I think the notion of "this day is completely novel", even though exaggerated, was supposed to highlight the fact that even things that we find mundate in everyday life do actually consist in portion of completely novel experiences (at least novel to that one specific person, not humanity as a whole). I think this is what is highlighted by the other arguments he brought up like the fact that self-driving cars need to be trained for each specific city, and they still at time stumble and do horribly stupid things because they run into one of those micro-holes in their training set, and their poor generalization skills didn't allow them to plug that hole with intelligence.

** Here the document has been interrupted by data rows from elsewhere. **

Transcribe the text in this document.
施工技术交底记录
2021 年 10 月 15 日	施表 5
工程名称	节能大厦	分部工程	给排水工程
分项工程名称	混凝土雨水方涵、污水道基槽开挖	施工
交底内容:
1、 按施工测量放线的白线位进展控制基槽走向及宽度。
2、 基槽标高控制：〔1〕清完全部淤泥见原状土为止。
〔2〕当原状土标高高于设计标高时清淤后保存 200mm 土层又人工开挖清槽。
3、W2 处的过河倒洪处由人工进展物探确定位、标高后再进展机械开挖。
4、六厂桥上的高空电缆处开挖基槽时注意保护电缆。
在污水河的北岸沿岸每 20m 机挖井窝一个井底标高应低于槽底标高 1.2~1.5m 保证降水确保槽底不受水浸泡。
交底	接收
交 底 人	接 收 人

@julkiewicz 4 месяца назад

A simple example of what Chollet is talking about is that even with all the advancement, LLMs still cannot add two very large numbers together. Clearly just learning the algorithm is the most efficient and the most compact way to store that skill. And it's also has incredible predictive performance. Yet, you give the newest ChatGPT two sufficiently large numbers to add and it'll be unable to produce a good result. It won't even get the number of digits right. If you scale that, all you'll get is more memorization for larger and larger numbers in the training set. But there's no way you can train on all possible additions of two operands.

@615bla 4 месяца назад

this is actually not really very different from human mind, we also cant really multiply or add two large numbers, when we do, it is not a pure mental effort, we use tricks notes and methods that we were taught, its mechanical and external. it is not a natural action for human brains, i would even say most humans will not find the tricks required if never taught

@воининтернета 4 месяца назад

various transformer models trained specifically for addition have been studied by mech interp researchers - with sufficient training they learn a general algorithm and not just memorization. haven't seen this done though for an arbitrary number of digits, but given that the learned algorithms for fixed number of digits where quite clever, I don't have much doubt that it's possible. but the main point still holds - all the claims that DL is just memorization are easily refuted by existing mech interp research

@sloth_in_socks 4 месяца назад

I just tried adding 2 random 10 digit numbers in Gemini and it gave the right answer. Are you claiming it's memorized hundreds of billions of combinations?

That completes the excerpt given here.